Mochila Duro Pro 10 de Osprey, no notarás que la llevas
Hay mochilas con las que cargas, y otras que simplemente están ahí y ni recuerdas que las llevas. La Osprey Duro Pro 10 juega claramente en esa segunda categoría. Una mochila ligera, muy anatómica y que te permite llevarlo todo bien organizado, está claramente pensada para moverse rápido durante horas sin tener que pelearte con ella.
Ajuste perfecto
Lo primero que notas al ponértela no es el peso, ni los bolsillos, ni los detalles, ni la capacidad que ofrece sino cómo se adapta al cuerpo. Es una mochila que se pega. No aprieta, no molesta, pero tampoco se mueve. Incluso cargada, mantiene la estabilidad y evita ese rebote típico que se da en muchos modelos cuando empiezas a acumular kilómetros.
Con poco más de 200 gramos y 10 litros de capacidad, sobre el papel es una mochila simplemente ligera. Sin embargo, sobre el terreno lo es aun más porque es de esas mochilas que te pones al inicio… y dejas de pensar en ella. Simplemente desaparece.
Capacidad para jornadas largas
Lo cierto es que los 10 litros que ofrece este modelo están muy bien aprovechados. No es una mochila que parezca grande, pero en cuanto empiezas a cargarla te das cuenta de que da mucho juego.
En nuestras salidas hemos metido sin problema dos bidones delanteros, un forro como reserva de calor, frontal, navaja, comida y bastones. Al final todo encaja sin sensación de ir forzando la mochila.
El diseño es lo que marca la diferencia porque no es solo cuánto cabe, sino cómo está repartido. Además el bolsillo trasero pasante es especialmente útil ya que permite acceder al material sin quitarse la mochila.
Todo a mano, sin parar
Por otro lado, también hay que destacar que la parte frontal está muy bien resuelta. Los bidones quedan colocados a una buena altura y accesibles, y los bolsillos permiten tener todo a mano sin perder ritmo.

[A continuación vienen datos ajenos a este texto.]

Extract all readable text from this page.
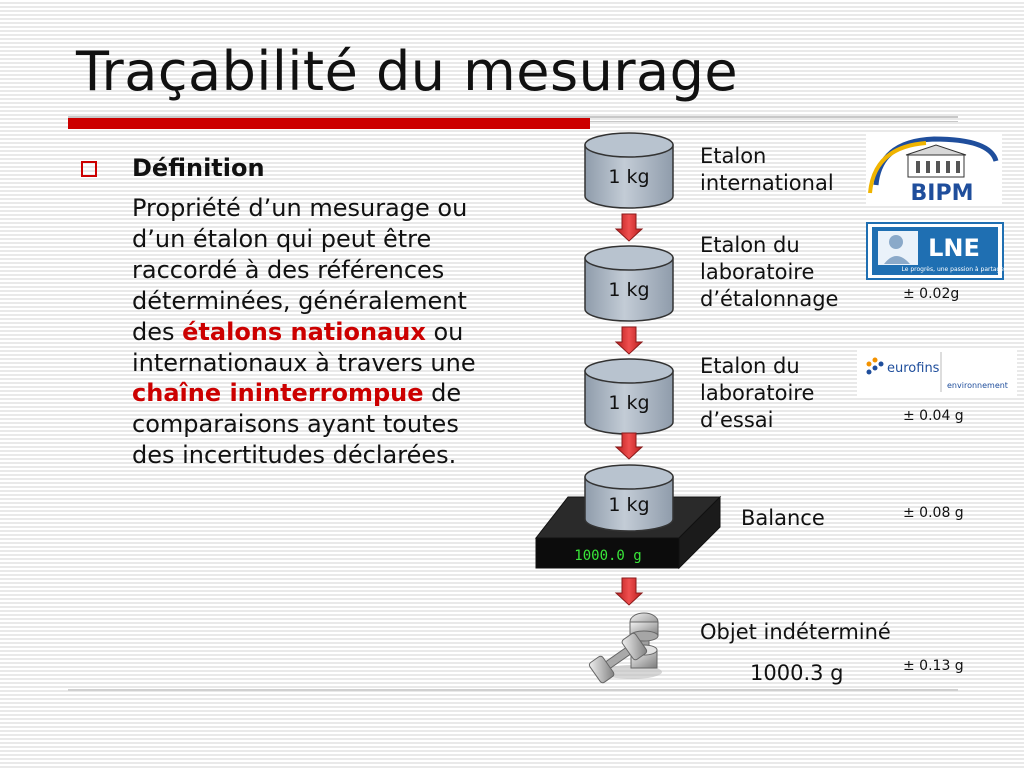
Traçabilité du mesurage

Définition

Propriété d’un mesurage ou d’un étalon qui peut être raccordé à des références déterminées, généralement des étalons nationaux ou internationaux à travers une chaîne ininterrompue de comparaisons ayant toutes des incertitudes déclarées.

1 kg
1 kg
1 kg
1000.0 g
1 kg
Etalon
international
Etalon du
laboratoire
d’étalonnage
Etalon du
laboratoire
d’essai
Balance
Objet indéterminé
1000.3 g
± 0.02g
± 0.04 g
± 0.08 g
± 0.13 g
BIPM
LNE
Le progrès, une passion à partager
eurofins
environnement
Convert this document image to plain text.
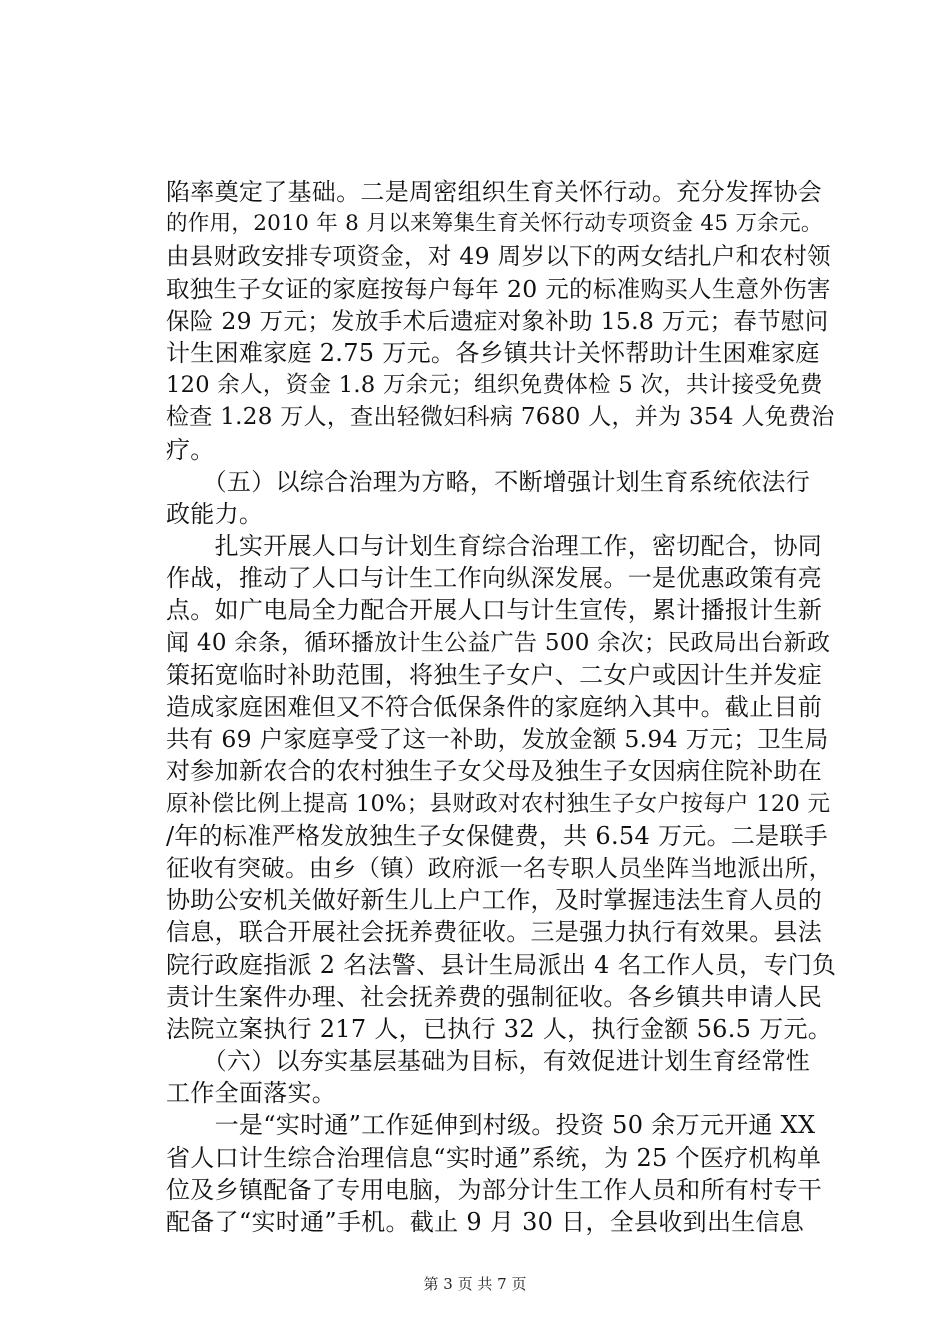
陷率奠定了基础。二是周密组织生育关怀行动。充分发挥协会
的作用，2010 年 8 月以来筹集生育关怀行动专项资金 45 万余元。
由县财政安排专项资金，对 49 周岁以下的两女结扎户和农村领
取独生子女证的家庭按每户每年 20 元的标准购买人生意外伤害
保险 29 万元；发放手术后遗症对象补助 15.8 万元；春节慰问
计生困难家庭 2.75 万元。各乡镇共计关怀帮助计生困难家庭
120 余人，资金 1.8 万余元；组织免费体检 5 次，共计接受免费
检查 1.28 万人，查出轻微妇科病 7680 人，并为 354 人免费治
疗。
　　（五）以综合治理为方略，不断增强计划生育系统依法行
政能力。
　　扎实开展人口与计划生育综合治理工作，密切配合，协同
作战，推动了人口与计生工作向纵深发展。一是优惠政策有亮
点。如广电局全力配合开展人口与计生宣传，累计播报计生新
闻 40 余条，循环播放计生公益广告 500 余次；民政局出台新政
策拓宽临时补助范围，将独生子女户、二女户或因计生并发症
造成家庭困难但又不符合低保条件的家庭纳入其中。截止目前
共有 69 户家庭享受了这一补助，发放金额 5.94 万元；卫生局
对参加新农合的农村独生子女父母及独生子女因病住院补助在
原补偿比例上提高 10%；县财政对农村独生子女户按每户 120 元
/年的标准严格发放独生子女保健费，共 6.54 万元。二是联手
征收有突破。由乡（镇）政府派一名专职人员坐阵当地派出所，
协助公安机关做好新生儿上户工作，及时掌握违法生育人员的
信息，联合开展社会抚养费征收。三是强力执行有效果。县法
院行政庭指派 2 名法警、县计生局派出 4 名工作人员，专门负
责计生案件办理、社会抚养费的强制征收。各乡镇共申请人民
法院立案执行 217 人，已执行 32 人，执行金额 56.5 万元。
　　（六）以夯实基层基础为目标，有效促进计划生育经常性
工作全面落实。
　　一是“实时通”工作延伸到村级。投资 50 余万元开通 XX
省人口计生综合治理信息“实时通”系统，为 25 个医疗机构单
位及乡镇配备了专用电脑，为部分计生工作人员和所有村专干
配备了“实时通”手机。截止 9 月 30 日，全县收到出生信息
第 3 页 共 7 页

Durante la carrera, esto se traduce en menos paradas, más fluidez y una sensación continua de control. En bajadas rápidas los bidones pueden moverse ligeramente, pero sin llegar a ser un problema real.
Pensada para sudar
También nos gustado mucho el tejido con el que está elaborada: ligero y muy transpirable. No genera en ningún momento calor excesivo ni sensación de humedad acumulada, algo que se agradece sobre todo en días largos o con temperaturas altas.
Bastones y detalles
En cuanto al sistema de bastones destacar que permite varias configuraciones y, lo más importante, la opción de poder guardarlos sin tener que detenernos.
Los ajustes son sencillos, los tiradores fáciles de usar y los bolsillos están bien dimensionados. En esta mochila no hay elementos innecesarios ni soluciones complicadas.
Sobre el terreno
Hemos estado usando intensamente la mochila en diversas salidas, sobre todo en salidas largas con un ritmo rápido, en aproximaciones a vías y en terreno mixto. Esto nos ha permitido comprobar que es una mochila que funciona especialmente bien cuando te mueves ligero y necesitas acceso constante al material.
Conclusión Campobase
En definitiva, la Osprey Duro Pro 10 no destaca en un único apartado, sino que es un modelo muy completo que funciona bien en todos los aspectos que le puedes pedir a una mochila de estas características. Es ligera, cómoda, accesible y con capacidad suficiente para jornadas largas. Pero, sobre todo, es una mochila que no molesta, que te acompaña y no sientes que cargas con ella. Y, la verdad, cuando llevas horas en movimiento, ese detalle puede marca la diferencia.